Checkpoint Check-In Best & Worst
In addition to ending my days by summarising the best and worst moments, I've been doing the same thing with each of my daily checkpoint check-ins. I'm hoping that by doing this I'll become more attune to the smaller things in life that I appreciate and detest.
New Job
Speaking of major lifestyle changes, this month I got a new job as a frontend developer at a mental health and wellness startup. I'm still learning how to balance the lines between personal and work time as a remote worker, but hopefully all will fall in line in time.
💬 My Favourite Words of Wisdom of the Month
Quotes
"I'd like to quit thinking of the present, like right now, as some minor insignificant preamble to something else." — Dazed and Confused (1993)
"Once you overcome the one-inch tall barrier of subtitles, you will be introduced to so many more amazing films." — Bong Joon-ho (77th Golden globe Awards Jan 2020)
Concepts & Definitions
The Curse of Knowledge is a cognitive bias that can make it harder for experts to teach beginners. Sometimes the more you know about a thing, the harder it is to explain. An expert in a field often struggles to teach beginners because the expert assumes that certain things that are obvious to them are also obvious to the beginners.
The Dunning-Kruger Effect: people who know very little about a subject tend to overestimate how much they know, because they don't know how much they don't know.
💡 My Favourite Fun Fact of the Month
- There's a new EU ruling for the standardisation of adapters for new phones and other small devices that is hoping to reduce waste.

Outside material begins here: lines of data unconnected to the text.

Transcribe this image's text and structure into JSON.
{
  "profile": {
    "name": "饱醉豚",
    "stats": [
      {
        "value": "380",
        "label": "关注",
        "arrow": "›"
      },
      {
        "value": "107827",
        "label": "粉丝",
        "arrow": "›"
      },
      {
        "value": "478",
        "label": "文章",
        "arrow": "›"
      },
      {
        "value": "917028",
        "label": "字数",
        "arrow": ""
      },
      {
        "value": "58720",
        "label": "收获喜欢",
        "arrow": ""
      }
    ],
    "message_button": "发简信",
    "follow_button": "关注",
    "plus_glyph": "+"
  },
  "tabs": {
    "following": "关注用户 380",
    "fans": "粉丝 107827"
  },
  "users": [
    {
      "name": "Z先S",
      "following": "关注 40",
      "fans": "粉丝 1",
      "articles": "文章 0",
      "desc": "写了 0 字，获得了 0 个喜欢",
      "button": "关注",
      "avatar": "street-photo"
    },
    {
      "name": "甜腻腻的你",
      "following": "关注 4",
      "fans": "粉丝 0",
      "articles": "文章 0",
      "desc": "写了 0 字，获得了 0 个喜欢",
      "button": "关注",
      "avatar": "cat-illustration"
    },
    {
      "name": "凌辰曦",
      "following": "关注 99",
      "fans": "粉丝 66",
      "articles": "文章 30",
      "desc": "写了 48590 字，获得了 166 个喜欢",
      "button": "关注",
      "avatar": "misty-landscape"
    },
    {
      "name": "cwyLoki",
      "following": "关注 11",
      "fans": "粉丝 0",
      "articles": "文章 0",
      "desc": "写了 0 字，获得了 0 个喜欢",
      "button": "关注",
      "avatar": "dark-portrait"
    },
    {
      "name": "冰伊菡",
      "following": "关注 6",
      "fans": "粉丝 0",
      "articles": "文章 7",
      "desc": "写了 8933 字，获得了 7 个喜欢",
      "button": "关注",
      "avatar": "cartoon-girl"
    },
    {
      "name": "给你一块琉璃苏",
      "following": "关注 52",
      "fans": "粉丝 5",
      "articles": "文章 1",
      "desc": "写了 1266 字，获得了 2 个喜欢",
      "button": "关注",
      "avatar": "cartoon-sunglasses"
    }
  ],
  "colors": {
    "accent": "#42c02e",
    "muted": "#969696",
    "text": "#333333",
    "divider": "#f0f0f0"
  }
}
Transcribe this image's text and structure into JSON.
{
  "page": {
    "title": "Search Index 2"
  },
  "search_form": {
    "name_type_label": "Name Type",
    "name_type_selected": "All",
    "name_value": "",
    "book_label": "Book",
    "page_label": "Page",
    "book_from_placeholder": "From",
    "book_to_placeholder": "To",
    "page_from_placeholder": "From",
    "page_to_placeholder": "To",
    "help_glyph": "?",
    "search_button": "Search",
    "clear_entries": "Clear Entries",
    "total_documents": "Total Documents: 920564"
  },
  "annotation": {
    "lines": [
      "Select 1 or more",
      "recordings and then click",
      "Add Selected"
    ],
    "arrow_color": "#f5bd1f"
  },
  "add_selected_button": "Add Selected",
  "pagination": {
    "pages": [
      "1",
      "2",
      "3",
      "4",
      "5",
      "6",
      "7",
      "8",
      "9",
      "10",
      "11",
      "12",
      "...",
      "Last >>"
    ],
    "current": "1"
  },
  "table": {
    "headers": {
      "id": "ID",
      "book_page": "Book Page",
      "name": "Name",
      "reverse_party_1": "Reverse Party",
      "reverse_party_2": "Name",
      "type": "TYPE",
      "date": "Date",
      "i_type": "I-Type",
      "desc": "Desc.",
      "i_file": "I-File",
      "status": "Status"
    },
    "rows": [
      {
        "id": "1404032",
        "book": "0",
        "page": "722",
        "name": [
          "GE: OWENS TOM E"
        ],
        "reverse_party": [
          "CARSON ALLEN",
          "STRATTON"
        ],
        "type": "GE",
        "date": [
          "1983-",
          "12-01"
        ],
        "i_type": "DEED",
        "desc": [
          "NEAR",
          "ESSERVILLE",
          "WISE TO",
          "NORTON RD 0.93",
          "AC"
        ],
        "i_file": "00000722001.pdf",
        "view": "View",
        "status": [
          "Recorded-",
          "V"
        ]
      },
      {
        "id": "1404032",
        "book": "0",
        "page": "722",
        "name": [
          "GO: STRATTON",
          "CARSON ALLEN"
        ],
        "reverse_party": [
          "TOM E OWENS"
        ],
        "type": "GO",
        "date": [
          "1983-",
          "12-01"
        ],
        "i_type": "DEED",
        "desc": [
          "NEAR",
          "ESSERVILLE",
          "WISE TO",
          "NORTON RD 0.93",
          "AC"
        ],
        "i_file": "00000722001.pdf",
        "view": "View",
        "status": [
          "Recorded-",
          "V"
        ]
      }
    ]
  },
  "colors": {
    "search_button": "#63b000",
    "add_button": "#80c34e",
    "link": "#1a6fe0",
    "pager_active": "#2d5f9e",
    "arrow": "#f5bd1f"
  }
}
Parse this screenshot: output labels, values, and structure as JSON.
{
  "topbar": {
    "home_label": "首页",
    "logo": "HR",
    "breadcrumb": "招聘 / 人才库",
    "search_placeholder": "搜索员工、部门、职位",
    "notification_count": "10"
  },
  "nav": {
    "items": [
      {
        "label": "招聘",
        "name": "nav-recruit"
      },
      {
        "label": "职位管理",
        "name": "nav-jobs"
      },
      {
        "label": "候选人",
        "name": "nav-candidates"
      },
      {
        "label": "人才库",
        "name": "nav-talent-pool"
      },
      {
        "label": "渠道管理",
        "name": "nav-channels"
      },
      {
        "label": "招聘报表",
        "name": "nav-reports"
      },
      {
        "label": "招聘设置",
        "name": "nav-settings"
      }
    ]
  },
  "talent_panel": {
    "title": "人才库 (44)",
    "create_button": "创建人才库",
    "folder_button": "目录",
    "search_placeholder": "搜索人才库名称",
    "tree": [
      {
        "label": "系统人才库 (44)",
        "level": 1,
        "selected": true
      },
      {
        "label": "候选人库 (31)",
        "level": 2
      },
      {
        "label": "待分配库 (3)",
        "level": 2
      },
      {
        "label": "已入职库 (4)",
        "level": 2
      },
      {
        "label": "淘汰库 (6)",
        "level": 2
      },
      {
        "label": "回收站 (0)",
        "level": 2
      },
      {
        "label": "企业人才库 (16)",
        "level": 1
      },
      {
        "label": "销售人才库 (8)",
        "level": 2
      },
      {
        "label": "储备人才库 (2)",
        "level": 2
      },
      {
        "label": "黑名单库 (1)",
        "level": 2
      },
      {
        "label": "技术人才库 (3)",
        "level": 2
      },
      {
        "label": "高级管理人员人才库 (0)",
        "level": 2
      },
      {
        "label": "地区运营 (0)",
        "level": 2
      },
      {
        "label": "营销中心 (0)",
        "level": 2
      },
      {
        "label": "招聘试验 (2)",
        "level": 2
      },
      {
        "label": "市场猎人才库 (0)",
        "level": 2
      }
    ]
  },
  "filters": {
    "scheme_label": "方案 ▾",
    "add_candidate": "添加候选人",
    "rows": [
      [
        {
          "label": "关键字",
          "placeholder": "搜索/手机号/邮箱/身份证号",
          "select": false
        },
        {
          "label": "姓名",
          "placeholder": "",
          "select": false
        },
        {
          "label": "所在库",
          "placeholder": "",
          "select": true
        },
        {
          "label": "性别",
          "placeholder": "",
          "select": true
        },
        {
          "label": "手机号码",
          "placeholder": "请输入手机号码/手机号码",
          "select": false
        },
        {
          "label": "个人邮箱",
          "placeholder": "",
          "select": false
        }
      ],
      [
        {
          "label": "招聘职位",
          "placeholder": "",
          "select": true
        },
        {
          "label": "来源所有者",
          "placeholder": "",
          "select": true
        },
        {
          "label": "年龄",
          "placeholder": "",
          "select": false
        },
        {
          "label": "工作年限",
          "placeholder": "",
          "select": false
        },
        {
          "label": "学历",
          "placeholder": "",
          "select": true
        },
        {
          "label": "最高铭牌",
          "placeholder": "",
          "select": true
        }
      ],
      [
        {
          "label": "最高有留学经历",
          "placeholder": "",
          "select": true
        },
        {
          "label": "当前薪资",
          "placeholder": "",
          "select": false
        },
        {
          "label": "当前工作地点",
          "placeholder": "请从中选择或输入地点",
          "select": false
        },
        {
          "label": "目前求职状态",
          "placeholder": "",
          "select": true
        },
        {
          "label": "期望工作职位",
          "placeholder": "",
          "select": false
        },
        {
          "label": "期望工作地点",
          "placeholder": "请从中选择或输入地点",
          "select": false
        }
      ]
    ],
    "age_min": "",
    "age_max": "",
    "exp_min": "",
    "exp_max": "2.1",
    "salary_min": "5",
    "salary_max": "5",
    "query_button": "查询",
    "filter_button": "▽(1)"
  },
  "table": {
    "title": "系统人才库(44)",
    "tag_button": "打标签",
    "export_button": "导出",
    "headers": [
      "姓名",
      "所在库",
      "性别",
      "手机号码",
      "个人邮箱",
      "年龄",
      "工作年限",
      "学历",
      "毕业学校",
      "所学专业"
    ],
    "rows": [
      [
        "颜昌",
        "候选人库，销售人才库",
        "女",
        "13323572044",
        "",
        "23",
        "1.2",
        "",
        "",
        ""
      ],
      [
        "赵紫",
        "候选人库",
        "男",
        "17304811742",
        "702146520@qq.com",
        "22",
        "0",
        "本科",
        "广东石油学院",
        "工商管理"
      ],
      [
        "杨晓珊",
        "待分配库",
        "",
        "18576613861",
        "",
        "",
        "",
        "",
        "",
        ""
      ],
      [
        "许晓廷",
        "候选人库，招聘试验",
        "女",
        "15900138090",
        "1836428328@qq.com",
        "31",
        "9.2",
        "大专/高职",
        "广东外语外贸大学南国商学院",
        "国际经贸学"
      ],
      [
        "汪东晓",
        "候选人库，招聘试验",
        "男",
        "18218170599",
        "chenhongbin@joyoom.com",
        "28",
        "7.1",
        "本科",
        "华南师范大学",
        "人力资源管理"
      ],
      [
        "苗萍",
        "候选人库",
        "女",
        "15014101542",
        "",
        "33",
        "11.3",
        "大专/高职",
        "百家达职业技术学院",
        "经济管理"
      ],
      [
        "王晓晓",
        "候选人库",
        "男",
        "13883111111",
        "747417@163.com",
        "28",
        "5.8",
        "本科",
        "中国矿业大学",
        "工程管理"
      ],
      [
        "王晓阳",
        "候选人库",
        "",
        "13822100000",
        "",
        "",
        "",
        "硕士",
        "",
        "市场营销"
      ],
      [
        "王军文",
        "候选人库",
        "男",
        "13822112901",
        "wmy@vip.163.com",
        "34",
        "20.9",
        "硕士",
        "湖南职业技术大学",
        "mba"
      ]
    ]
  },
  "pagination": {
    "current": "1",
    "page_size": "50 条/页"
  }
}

🧨 My Favourite Sparks of Motivation & Inspiration
Option Q
"If you think about it, every time you make a choice, you're not just making it on your own. You're selecting from a list, a menu, of choices that was designed by someone or something else. And whatever freedom you have in that choice is necessarily constrained by social structures, customs, and history that provide the context for that selection" [8:55-9:22]
This one is a fun naming convention, where we can call "off the beaten path" options "option Q". The shape of the Q is symbolic of thinking outside of a confined option set.
In how many of our daily decisions aren't we even considering that there could be a potentially more beneficial option Q?
Example 1: Ordering outside of a menu at a restaurant.
Example 2: Desire paths in urban planning as an analogy for the potential advantages of not defaulting to being compliant with the clear paths set out for us — we might be able to find a more optimal path on our own.
🎨 My Favourite Art of the Month
Yens Wood Work
https://www.instagram.com/yenswoodwork/
🤔 My Favourite Realisations of the Month
YouTube Million Dollar Listings
I've realised that I'm no longer a fan of the YouTube trend showcasing million dollar properties. I don't understand why we tend to put these unaffordable properties on such a pedestal. Wouldn't it be better to showcase more accessible homes that people can feel inspired by?
The Joy of Crafting
Looking around my room and considering which things bring me joy, I realise that most of the items on that list are things that have been crafted. It makes me recognise that crafting is a practice that I should probably be intentional about doing more often.
Sensory Literacy
The immense value that we place on visual data, while neglecting our other senses (we hear about visual literacy, but rarely about sensory literacy).
🎬 My Favourite Videos of the Month
- "You can make an argument that if you want to be an activist helping catch criminals, one of the best things you can do is encourage everyone you know to be tested and put in a database." [23:40-23:50] Referring to DNA databases that help to identify criminals of heinous crimes.
- Most interesting takeaway for me was about how we'll never know the full scope of all of the dinosaurs and animals that have existed in the past.